Antimicrobial resistance, zoonosis, carbapenem-resistance, Gaza -Palestine


Background: Food is fundamental for everyone’s life. Therefore, the safety of food we consume is a priority. Gram-negative bacteria are important and common cause of human infections and could be transmitted through food handling and consumption. Carbapenemase-producing Gram-negative (CRGN) bacteria are becoming a global threat. Infections caused by CRGN are hard to cure because the carbapenems are last resort drugs for treatment. The main objective of this research is to determine the occurrence of Carbapenem-resistance among Gram-negative bacteria from poultry samples.

Results:  Two hundred twenty samples (chicken litters, water, chicken feed, and intestinal content) were collected from slaughterhouses, farms, and homes from different locations in Gaza strip. Samples were cultured onto MacConkey and Blood agar plates. Gram negative isolates were identified using conventional techniques. Disk diffusion method (based on CLSI recommendations) was used to determine the antimicrobial susceptibility against 14 antimicrobials including two carbapenems (Meropenem and imipenem). Carbapenemase production was detected by the Modified Hodge Test (MHT). The Multiple Antibiotic Resistance (MAR) index for each isolate was calculated.
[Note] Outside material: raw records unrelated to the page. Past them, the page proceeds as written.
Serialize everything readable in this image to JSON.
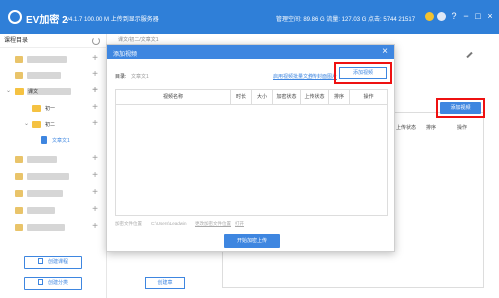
{
  "app": {
    "title": "EV加密 2",
    "version": "v4.1.7  100.00 M 上传到显示服务器",
    "stats": "管理空间: 89.86 G  流量: 127.03 G  点击: 5744  21517",
    "window_controls": [
      "?",
      "−",
      "□",
      "×"
    ]
  },
  "sidebar": {
    "heading": "课程目录",
    "tree": [
      {
        "label": "",
        "kind": "blurred"
      },
      {
        "label": "",
        "kind": "blurred"
      },
      {
        "label": "",
        "kind": "blurred"
      },
      {
        "label": "课文",
        "kind": "folder-open"
      },
      {
        "label": "初一",
        "kind": "folder"
      },
      {
        "label": "初二",
        "kind": "folder-open"
      },
      {
        "label": "文章文1",
        "kind": "doc-selected"
      },
      {
        "label": "",
        "kind": "blurred"
      },
      {
        "label": "",
        "kind": "blurred"
      },
      {
        "label": "",
        "kind": "blurred"
      },
      {
        "label": "",
        "kind": "blurred"
      },
      {
        "label": "",
        "kind": "blurred"
      }
    ],
    "create_course_label": "创建课程",
    "create_category_label": "创建分类"
  },
  "main": {
    "breadcrumb": "课文/初二/文章文1",
    "add_video_label": "添加视频",
    "table_headers": [
      "上传状态",
      "排序",
      "操作"
    ],
    "create_chapter_label": "创建章"
  },
  "dialog": {
    "title": "添加视频",
    "close_label": "×",
    "directory_label": "目录:",
    "directory_value": "文章文1",
    "link_enable_batch": "启用视频批量文件",
    "link_upload_cover": "上传封面图片",
    "add_video_label": "添加视频",
    "columns": [
      "视频名称",
      "时长",
      "大小",
      "加密状态",
      "上传状态",
      "排序",
      "操作"
    ],
    "save_path_label": "加密文件位置",
    "save_path_value": "C:\\Users\\Leadwin",
    "change_path_label": "更改加密文件位置",
    "open_label": "打开",
    "upload_button_label": "开始加密上传"
  },
  "colors": {
    "brand_blue": "#2f7fd8",
    "accent_blue": "#3e86e0",
    "highlight_red": "#ee1111"
  }
}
Escherichia species were the most frequent isolates (39.5%), followed by non-lactose fermenting Enterobacteriaceae (29.5%), other lactose fermenting Enterobacteriaceae (29%). The lowest frequency was for non-fermenting Gram-negative bacilli (4.8%). Most isolates were resistant to most antimicrobial agents tested. A prominent exception was observed with meropenem, and amikacin with only 4% resistance. 41 isolates (34.7%) were resistance to imipenem. High level of intermediate results was detected for imipenem (45.2%). Among 124 isolates, 44 carbapenem-resistant (35.5%) were detected. None of the five meropenem resistant isolates and only five out of the 43 imipenem resistance isolates tested positive for carbapenemase production. Most isolates showed resistance to three or more antibiotics and are regarded as multidrug resistant strains. MDR isolates were present in 117 isolates (94.3%) with MARI index (higher than 0.3).

Conclusion: Resistance to carbapenems as well as to other antimicrobials was high among GNB isolates as indicated by the MAR index. Concerned authorities should consider these alarming finding and implement an immediate monitoring program for poultry. Cross contamination, prevention measures should also be promoted and implemented.